Help
cancel
Showing results for 
Search instead for 
Did you mean: 
Highlighted
Copilot Lvl 2
Message 1 of 4

GitHub Actions and Docker Builds - Removing Docker Cache Problems

I have a large Docker image that sometimes has issues building, because it's so big.

 

I'm using [Docker Build with Cache Action](https://github.com/whoan/docker-build-with-cache-action) for build caches, but sometimes this will fail because the cache plus the new layers is more than 14 GB.

 

I'm trying to catch this error and run a second time with no cache, but it seems some of the Docker things (images, layers, whatever) are still lingering. So I run a step `docker system prune --force` and it removed around 700 MB of files. This wasn't enough, so I ran a more aggressive command, `docker system prune --force --all --volumes`. This appears to have removed some of the GitHub Actions required components, as the next step fails to run, with the error:

 

```

Unable to find image 'e87b52:0c9a57e74a414c4bbe60bd043fcbf313' locally

```
 
So I'm wondering if there's a better way to clear out the previous step's Docker leftovers, by using a filter on the `docker system prune` command, perhaps.
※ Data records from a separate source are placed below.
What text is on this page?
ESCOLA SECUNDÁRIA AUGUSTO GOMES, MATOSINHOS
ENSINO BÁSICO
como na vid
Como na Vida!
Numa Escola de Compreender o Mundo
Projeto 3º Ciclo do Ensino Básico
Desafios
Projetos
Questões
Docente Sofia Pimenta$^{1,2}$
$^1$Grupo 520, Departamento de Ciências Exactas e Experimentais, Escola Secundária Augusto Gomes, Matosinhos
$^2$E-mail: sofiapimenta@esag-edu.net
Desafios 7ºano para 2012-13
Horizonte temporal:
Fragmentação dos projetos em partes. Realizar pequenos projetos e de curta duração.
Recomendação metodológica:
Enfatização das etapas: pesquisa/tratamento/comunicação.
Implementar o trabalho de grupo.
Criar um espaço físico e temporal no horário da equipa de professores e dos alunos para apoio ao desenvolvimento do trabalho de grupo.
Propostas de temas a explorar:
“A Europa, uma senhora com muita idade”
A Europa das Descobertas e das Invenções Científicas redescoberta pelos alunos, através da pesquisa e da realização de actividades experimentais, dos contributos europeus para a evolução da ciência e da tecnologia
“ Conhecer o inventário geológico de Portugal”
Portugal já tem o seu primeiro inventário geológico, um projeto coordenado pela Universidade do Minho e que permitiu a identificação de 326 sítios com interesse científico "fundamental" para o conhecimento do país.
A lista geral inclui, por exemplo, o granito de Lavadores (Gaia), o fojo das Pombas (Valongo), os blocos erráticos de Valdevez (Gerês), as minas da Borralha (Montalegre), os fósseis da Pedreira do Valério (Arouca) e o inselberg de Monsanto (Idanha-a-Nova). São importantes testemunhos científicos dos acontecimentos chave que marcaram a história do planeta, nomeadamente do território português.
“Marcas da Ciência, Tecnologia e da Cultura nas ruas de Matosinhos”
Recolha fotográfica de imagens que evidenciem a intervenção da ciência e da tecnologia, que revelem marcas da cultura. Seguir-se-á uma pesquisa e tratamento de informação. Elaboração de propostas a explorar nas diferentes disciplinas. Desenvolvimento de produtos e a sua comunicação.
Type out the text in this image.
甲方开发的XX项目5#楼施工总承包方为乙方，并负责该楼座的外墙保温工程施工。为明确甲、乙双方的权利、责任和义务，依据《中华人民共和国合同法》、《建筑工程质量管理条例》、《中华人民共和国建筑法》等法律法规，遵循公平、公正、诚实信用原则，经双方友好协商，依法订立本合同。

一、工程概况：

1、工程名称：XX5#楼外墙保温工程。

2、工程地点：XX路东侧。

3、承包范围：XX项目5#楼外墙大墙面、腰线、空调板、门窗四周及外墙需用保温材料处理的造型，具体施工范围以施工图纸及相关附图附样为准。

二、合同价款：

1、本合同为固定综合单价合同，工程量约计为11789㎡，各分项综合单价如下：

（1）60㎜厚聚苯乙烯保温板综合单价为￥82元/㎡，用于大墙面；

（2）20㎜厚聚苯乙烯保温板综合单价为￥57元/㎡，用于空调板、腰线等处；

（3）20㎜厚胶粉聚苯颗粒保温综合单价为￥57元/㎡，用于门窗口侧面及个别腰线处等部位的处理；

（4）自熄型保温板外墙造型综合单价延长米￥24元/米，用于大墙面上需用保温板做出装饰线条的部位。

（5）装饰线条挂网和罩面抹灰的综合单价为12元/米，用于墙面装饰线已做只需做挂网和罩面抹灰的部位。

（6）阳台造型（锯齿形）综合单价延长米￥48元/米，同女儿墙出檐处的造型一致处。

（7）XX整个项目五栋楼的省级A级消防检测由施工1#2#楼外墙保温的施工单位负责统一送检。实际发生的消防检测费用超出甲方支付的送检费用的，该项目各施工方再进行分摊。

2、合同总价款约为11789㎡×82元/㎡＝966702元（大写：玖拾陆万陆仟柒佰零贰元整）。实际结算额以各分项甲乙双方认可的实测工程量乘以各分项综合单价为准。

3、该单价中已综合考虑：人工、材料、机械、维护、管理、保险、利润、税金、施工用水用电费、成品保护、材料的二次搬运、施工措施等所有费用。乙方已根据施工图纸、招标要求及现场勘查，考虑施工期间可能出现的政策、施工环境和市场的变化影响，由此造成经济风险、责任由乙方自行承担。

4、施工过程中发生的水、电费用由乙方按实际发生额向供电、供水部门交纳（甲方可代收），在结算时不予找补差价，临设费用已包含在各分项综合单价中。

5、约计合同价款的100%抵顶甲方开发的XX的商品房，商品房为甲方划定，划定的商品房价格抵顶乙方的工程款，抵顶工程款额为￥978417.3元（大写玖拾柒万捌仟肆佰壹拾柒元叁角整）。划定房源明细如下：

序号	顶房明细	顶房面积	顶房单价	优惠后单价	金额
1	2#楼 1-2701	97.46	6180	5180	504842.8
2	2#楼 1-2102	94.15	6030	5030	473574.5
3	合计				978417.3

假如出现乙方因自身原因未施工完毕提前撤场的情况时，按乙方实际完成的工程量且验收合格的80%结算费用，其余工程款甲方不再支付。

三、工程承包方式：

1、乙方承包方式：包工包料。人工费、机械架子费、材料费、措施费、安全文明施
Not sure if the key GitHub Actions required Docker images have a label set perhaps?
3 Replies
Highlighted
GitHub Partner
Message 2 of 4

Re: GitHub Actions and Docker Builds - Removing Docker Cache Problems

@alexgleith ,

 

I noticed you are using the GitHub-hosted runners to run your jobs. Typically each virtual machine provides about 14 GB of SSD disk space (see here) available, sometimes the actual space may be a little more or less.

Because the layers of your image build is more than 14 GB, so it can easily exceed the limit, and returns the error "No space left on device".

 

I think, using the "docker system prune" command to remove the unused data may be not helpful. It's unlikely to make more space that is more than 14 GB, because the disk space has been fixed when the runner startup. And as you mentioned, you may mistakenly remove some important data or dependencies.

 

Currently, as a workaround, I recommend you use self-hosted runners to run the these jobs. You can install the self-hosted runners on your local machines (or your VMs) that have more available space provided to run the jobs.

Highlighted
Copilot Lvl 2
Message 3 of 4

Re: GitHub Actions and Docker Builds - Removing Docker Cache Problems

Hey @BrightRan 

 

I'm hoping to avoid self-hosted runners unless absolutely necessary.

 

The issue I experience is that if I build the image without caching, it works, but takes 25 minutes.

 

If I build with caching, it takes 5 minutes.

 

If I build with a change early in the process, I've downloaded the caches and it runs out of disk space because the cache + the new layers is too much.

 

Here's what I'm hoping to achieve:

  1. Build the image with a cache (should take 5 mins)
  2. If 1 fails because it runs out of disk, clear the cache and free up the disk from step 1
  3. Because it's failed, build the image without using a cache (will take 25 mins)

 

What I'm having trouble with is that step 3 fails because there is left over Docker layers (or something) from step one.

If I do just build without a cache it works fine, but it will always take 25 mins. I want both cache and handling the cache being too big!

Highlighted
GitHub Partner
Message 4 of 4

Re: GitHub Actions and Docker Builds - Removing Docker Cache Problems

@alexgleith ,

I have a workaround maybe you can consider to be as a reference: dividedly run step1 and step2 you mentioned above in two jobs. That means making them run in two runners.

For example, as simple demo:

jobs:
  job1: Build the image with a cache
  job2: build the image without using a cache
    if: job1.status == "failure"

You just need to pass the status of job1 to the if conditional of job2. Because each job in a workflow executes in a fresh instance of the virtual machine, so you don't need to clean the cache and free up the disk.